Non c’è pausa durante questo viaggio, Giufà lo sa bene, e così anche i pochi giorni che separano la fine di
un laboratorio dall’inizio di un nuovo spettacolo mi valgono come momento di riflessione.
Cosa è stato fin qui? Cosa sarà poi?
Anche solo ad elencarle, le attività di questo progetto, posso creare una nuova storia, una mappa
geografica di un nuovo viaggio: c’è l’Italia, con Cetona, Sarteano, Salve, Firenze, Arezzo; c’è il Portogallo,
con Setùbal; c’è l’Inghilterra, con Brighton, Glyndebourne e Battle.
E questi sono solamente i luoghi direttamente coinvolti!
A considerare i luoghi di provenienza degli organizzatori, degli artisti, dei i partecipanti, di chi ha ascoltato le
storie e di chi le ha narrate, la cartina geografica si allarga e arriva a coprire quasi tutti i continenti.

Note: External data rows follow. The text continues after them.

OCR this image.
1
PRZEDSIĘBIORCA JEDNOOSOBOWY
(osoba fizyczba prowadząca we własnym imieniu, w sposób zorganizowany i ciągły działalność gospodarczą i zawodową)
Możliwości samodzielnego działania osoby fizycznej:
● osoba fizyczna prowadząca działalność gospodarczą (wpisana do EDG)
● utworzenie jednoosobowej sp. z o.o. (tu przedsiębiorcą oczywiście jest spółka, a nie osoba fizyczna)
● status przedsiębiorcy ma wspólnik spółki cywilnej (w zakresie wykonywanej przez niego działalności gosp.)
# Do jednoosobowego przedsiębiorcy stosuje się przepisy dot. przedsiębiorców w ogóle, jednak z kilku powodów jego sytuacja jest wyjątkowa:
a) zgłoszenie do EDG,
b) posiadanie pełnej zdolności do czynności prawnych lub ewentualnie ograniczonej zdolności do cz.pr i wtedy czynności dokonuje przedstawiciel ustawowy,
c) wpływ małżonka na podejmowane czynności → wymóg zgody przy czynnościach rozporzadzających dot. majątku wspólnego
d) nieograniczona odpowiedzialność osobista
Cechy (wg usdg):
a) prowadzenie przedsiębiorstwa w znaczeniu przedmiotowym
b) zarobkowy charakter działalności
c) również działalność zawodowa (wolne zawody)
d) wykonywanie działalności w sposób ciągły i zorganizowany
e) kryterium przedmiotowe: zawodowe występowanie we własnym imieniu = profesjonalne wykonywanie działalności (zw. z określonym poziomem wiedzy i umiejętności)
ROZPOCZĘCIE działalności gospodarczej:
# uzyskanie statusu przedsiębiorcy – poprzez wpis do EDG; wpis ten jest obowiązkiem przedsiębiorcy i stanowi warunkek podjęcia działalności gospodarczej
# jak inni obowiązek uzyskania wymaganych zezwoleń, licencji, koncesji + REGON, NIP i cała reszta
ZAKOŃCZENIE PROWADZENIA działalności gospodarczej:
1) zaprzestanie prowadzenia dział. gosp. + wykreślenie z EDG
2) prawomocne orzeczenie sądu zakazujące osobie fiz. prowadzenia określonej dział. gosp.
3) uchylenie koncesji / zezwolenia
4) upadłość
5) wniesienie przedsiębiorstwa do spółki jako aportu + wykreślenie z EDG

Le mille storie di Giufà sono state raccontate in italiano, in siciliano e in salentino, in inglese, portoghese,
arabo, curdo, rumeno… e ovunque ci siamo intesi in nuove lingue, miste a musica, disegni e gesti.
Di ritorno dall’ultimo laboratorio, penso che è straordinario vedere come le persone si aprano a queste
semplici storie, e le riconoscano immediatamente come radici comuni: la porta rossa di Giufà è veramente
barca e ponte, e galleggiando sui diversi mari, permette agli uomini di aggrapparsi a ciò che sono stati, e
scoprire cosa saranno…
Ma ecco che sta per iniziare una nuova parte del viaggio, non c’è tempo per altri pensieri: riprendo la porta
rossa, me la carico “ ‘n coddu” e ricomincio la storia.
“Na vòta, a matri di Giufà…”
Sol per un giorno, poi riparte.
La sopravvivenza è la sola sua arte.